„Benedetta“ von Paul Verhoeven
Frankreich 2021, 131 Minuten
mit Virginie Efria, Charlotte Rampling, Daphné Patakia, Lambert Wilson
Neu im Kino: "Benedetta"
Die junge Novizin Benedetta (Virginie Efira) nutzt ihre Machtposition innerhalb der Kirche aus. © capelight pictures / Koch Films
Jesus als Hippie und Nonnen mit Dildos
06:01 Minuten
In "Benedetta" erzählt Paul Verhoeven von weiblicher Selbstermächtigung. Er kritisiere die katholische Kirche und zeige diese Institution als eine verkommene Gemeinschaft, in der Gläubige als tumbe Verfügungsmasse behandelt würden, findet Kritikerin Anke Leweke.
Um was geht es?
Ein Kloster in der Toskana im 17. Jahrhundert: Seit ihrer Kindheit lebt die Novizin Benedetta ihren Glauben in religiösen Fantasien aus. Der am Kreuz hängende Jesus fordert sie auf, seine Frau zu werden und ihn zu umarmen. Als sie aus der Trance wieder aufwacht, bluten sowohl ihre Hände als auch ihre Stirn.

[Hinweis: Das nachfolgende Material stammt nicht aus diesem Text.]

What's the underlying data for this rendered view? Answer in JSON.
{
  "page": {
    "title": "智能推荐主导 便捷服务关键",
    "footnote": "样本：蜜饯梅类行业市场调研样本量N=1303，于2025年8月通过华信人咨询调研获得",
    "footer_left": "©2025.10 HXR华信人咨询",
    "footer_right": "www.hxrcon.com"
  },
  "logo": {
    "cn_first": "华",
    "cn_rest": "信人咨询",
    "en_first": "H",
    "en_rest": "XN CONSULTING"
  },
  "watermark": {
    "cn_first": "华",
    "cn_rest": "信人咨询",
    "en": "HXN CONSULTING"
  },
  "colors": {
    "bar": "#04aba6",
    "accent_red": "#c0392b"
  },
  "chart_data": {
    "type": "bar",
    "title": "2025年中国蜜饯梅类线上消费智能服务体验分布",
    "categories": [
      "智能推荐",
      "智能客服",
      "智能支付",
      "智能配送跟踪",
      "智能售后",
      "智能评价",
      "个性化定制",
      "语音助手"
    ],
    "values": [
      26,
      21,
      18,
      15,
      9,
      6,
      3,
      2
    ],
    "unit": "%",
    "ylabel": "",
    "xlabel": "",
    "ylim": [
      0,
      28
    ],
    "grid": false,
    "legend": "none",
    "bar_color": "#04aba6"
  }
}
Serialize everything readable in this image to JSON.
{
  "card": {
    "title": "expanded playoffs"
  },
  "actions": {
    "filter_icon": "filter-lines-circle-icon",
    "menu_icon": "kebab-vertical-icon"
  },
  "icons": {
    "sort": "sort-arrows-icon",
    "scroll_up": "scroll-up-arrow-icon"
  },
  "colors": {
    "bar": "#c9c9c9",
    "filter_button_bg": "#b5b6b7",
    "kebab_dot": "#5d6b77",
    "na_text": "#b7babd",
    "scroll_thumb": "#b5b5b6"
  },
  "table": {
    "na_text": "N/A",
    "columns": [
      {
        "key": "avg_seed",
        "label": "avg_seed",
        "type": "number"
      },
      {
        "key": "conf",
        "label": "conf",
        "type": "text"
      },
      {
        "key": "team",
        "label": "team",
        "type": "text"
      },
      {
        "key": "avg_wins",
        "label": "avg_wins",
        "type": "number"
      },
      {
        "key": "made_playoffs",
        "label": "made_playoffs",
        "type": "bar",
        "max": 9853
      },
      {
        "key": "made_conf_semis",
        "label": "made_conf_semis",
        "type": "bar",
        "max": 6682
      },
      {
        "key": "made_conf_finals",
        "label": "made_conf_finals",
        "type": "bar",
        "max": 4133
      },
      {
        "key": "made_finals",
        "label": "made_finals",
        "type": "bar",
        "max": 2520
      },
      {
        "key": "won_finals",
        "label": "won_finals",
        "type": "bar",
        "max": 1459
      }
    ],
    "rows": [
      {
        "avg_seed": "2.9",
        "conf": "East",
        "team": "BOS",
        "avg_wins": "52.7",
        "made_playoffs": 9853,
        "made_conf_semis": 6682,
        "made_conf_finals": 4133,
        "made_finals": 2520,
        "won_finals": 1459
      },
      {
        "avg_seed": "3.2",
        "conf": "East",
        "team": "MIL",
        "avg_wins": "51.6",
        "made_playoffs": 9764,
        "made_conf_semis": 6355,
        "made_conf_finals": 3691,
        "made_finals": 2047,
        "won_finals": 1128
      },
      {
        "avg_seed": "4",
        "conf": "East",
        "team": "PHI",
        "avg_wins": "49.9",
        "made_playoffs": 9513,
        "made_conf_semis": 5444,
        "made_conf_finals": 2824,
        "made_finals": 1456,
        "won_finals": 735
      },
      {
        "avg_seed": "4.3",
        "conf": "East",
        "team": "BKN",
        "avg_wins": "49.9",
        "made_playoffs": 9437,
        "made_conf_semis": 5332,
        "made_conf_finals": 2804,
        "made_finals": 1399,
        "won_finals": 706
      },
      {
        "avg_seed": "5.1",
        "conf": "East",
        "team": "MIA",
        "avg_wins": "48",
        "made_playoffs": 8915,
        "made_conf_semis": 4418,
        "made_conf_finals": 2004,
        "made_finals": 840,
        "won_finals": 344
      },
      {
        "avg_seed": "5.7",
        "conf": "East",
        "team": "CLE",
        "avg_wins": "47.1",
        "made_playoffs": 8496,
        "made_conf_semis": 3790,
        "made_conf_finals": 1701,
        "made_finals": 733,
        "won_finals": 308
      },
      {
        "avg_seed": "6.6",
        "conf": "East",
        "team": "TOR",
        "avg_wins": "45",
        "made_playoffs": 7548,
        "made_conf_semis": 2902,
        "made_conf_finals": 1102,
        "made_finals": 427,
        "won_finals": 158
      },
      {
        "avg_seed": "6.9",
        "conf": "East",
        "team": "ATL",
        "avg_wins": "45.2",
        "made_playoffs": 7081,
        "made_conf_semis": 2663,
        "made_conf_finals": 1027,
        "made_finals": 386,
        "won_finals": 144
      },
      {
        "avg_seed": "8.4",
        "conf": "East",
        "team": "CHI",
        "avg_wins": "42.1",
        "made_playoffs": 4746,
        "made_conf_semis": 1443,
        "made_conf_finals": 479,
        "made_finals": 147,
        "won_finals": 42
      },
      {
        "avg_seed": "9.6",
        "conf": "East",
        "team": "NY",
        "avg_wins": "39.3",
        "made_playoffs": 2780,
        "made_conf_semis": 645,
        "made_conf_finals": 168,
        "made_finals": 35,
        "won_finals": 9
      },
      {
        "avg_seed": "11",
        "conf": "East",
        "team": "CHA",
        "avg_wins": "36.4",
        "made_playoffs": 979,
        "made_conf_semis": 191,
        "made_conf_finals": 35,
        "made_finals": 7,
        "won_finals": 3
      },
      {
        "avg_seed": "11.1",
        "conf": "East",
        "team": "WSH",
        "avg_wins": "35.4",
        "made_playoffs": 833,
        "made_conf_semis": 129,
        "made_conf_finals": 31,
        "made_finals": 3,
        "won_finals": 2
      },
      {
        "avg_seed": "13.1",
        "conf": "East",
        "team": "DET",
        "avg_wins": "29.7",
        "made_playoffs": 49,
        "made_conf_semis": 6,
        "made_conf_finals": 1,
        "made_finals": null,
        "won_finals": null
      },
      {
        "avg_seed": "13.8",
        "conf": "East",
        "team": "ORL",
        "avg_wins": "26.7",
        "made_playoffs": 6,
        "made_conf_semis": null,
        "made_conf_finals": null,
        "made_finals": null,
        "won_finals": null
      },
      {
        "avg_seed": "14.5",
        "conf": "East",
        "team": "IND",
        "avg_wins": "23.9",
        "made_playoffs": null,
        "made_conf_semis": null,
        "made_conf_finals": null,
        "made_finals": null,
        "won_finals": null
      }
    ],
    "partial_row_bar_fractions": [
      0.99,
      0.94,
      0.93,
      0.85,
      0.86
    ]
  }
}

Fortan wird sie als "Auserwählte Gottes" verehrt und löst die Äbtissin des Klosters ab. Diese Stellung ermöglicht der jungen Frau, ihr lesbisches Begehren hinter den Klostermauern auszuleben.
Was ist das Besondere?
Sex und Gewalt sind der rote Faden durch das Werk des niederländischen Regisseurs Paul Verhoeven ("Türkische Früchte", "Basic Instinct", "Total Recall"). In seinem letzten, von der Kritik gefeierten Film "Elle" spielt Isabelle Huppert eine Frau, die ihren Vergewaltiger verführt, um auf diese Weise wieder Kontrolle über ihr Leben zu erlangen.
Auch "Benedetta" erzählt von einer extremen weiblichen Selbstermächtigung. Die junge Novizin eignet sich die christliche Ikonografie an und spielt mit deren Zeichen und Symbolen. Zudem nutzt sie ihre Machtposition innerhalb der katholischen Kirche schamlos aus.
Um diese Geschichte zu erzählen, zitiert Verhoeven mit hochglänzenden Bildern ein in den 1970-er Jahren vor allem in Italien populäres Erotik-Trash-Genre namens Nunsploitation. In Benedettas religiösen Visionen kämpft ein hippiehaft aussehender Jesus mit einem Schwert gegen Schlangen. Eine Marienfigur wird zum Dildo umgeschnitzt, und durch Löcher in der Mauer schaut man Nonnen beim verbotenen Sex zu.
Fazit
So abgefahren, so durchgeknallt die Geschichte und die Machart dieses Films auch sein mögen – Paul Verhoeven betreibt durchaus ernsthafte Kirchenkritik. Er zeigt die katholische Institution als eine verkommene Gemeinschaft, die Benedattas Visionen für Eigenwerbung nutzt und die Gläubigen dabei wie eine tumbe Verfügungsmasse behandelt. Auch mit "Benedetta" möchte der mittlerweile 83-jährige Regisseur sein Publikum im besten Sinne herausfordern.